Speaking to the Evening Standard, the ambassador, Witold Sobków said: "There is no appetite for treaty change anywhere. It's not just Poland."

The UK Prime Minister will need to support of countries such as Poland because German and France are understood to have struck a secret deal to oppose treaty change for greater integration.

The Tory government hopes to introduce reforms that would restrict benefits for migrant workers from EU member states. That be against treaty agreements concerning the free movement of people and labour.

Sobków said that this was as "red line" for Warsaw, along with another on welfare restrictions not "discriminating" against Polish citizens, which Cameron proposed in talks with Poland's Prime Minister, Ewa Kopacz, last week.

No treaty changes and free movement of people is sacrosanct

Poland is keen to help the UK to find "solutions" to keep it in the EU, possibly through reforms using secondary legislation rather than treat change. Warsaw would also help change the wording of some agreements so that Britain is freed from "ever closer union", protecting EU countries outside the eurozone and powers for national parliaments.

Sobków said it "would be helpful to get a list of concrete proposals, very precise proposals, and then we could sit and talk about it. In every negotiation, we can find some compromises.

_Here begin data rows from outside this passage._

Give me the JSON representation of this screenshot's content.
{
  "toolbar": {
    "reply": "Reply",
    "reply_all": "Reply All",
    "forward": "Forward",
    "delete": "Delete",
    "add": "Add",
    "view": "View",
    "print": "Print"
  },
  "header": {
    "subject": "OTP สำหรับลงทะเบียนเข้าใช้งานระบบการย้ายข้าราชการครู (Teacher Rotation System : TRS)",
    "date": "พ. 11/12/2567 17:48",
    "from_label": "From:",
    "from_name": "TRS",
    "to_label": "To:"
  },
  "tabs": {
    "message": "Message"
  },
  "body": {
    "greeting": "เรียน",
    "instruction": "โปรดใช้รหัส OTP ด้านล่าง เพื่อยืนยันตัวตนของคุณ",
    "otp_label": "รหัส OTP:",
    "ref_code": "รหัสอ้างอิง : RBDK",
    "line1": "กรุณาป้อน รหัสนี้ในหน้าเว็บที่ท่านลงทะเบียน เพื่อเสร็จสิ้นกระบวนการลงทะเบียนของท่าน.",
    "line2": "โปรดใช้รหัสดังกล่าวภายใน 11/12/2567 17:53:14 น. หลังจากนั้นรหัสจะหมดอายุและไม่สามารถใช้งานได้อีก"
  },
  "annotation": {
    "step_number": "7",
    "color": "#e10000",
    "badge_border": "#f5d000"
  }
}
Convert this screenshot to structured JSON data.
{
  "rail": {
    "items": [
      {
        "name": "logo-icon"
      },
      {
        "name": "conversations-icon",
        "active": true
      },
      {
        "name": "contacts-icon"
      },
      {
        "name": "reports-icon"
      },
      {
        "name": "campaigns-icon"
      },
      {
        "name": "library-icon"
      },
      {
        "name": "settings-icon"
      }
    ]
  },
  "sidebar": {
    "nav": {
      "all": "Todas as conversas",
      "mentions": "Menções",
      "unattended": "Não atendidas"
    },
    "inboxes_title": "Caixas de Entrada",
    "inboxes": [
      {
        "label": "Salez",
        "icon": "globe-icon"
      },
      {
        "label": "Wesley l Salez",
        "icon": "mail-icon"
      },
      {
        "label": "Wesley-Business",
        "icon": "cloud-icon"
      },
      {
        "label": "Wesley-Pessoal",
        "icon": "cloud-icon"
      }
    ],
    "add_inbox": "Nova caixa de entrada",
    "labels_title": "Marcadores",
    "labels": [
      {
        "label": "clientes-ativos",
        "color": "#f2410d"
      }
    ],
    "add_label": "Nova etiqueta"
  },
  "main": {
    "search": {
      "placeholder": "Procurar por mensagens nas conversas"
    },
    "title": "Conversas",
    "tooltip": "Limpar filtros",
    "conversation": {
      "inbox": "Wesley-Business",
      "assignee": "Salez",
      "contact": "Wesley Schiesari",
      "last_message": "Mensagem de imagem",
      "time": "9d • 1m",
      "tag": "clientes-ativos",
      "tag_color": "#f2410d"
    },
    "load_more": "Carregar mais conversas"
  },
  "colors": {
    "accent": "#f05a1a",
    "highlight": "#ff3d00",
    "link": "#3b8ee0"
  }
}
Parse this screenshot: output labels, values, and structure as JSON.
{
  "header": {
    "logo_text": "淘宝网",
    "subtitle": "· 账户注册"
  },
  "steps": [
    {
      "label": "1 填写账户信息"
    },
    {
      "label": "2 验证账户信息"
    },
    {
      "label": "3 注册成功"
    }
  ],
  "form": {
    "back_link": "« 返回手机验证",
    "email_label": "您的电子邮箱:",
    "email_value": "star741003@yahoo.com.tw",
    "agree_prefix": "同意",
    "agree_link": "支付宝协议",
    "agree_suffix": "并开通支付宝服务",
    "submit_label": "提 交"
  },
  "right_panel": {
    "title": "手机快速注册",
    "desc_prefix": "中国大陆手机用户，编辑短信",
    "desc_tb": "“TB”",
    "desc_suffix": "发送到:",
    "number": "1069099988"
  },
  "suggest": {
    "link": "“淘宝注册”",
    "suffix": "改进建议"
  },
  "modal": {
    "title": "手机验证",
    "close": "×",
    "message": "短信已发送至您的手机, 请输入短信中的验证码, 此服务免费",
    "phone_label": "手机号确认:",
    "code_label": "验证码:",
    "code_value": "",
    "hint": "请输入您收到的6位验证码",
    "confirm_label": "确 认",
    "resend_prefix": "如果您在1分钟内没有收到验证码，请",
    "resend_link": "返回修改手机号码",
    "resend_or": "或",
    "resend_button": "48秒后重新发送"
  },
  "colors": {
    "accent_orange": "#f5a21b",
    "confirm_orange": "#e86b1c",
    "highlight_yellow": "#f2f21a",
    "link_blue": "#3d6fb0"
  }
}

"But for us no treaty changes and free movement of people is sacrosanct."

Meanwhile, speaking to the BBC, Merkel said she was confident that conditions could be created for the UK to stay in and she is "not losing sleep" over it.

"I'm optimistic that if we all want it, we'll find a good solution," she said.

"It's not about losing sleep over this, but about doing our work and creating the necessary preconditions for Britain to remain in the EU."

She added: "Some of the things that David Cameron is asking for I can support. There are other points where we have a different opinion, but we have always been able also to pursue a Europe at different speeds, to find opt-out solutions for example."

When asked whether EU treaties would be changed, she replied: "If that is really necessary then we have to consider it."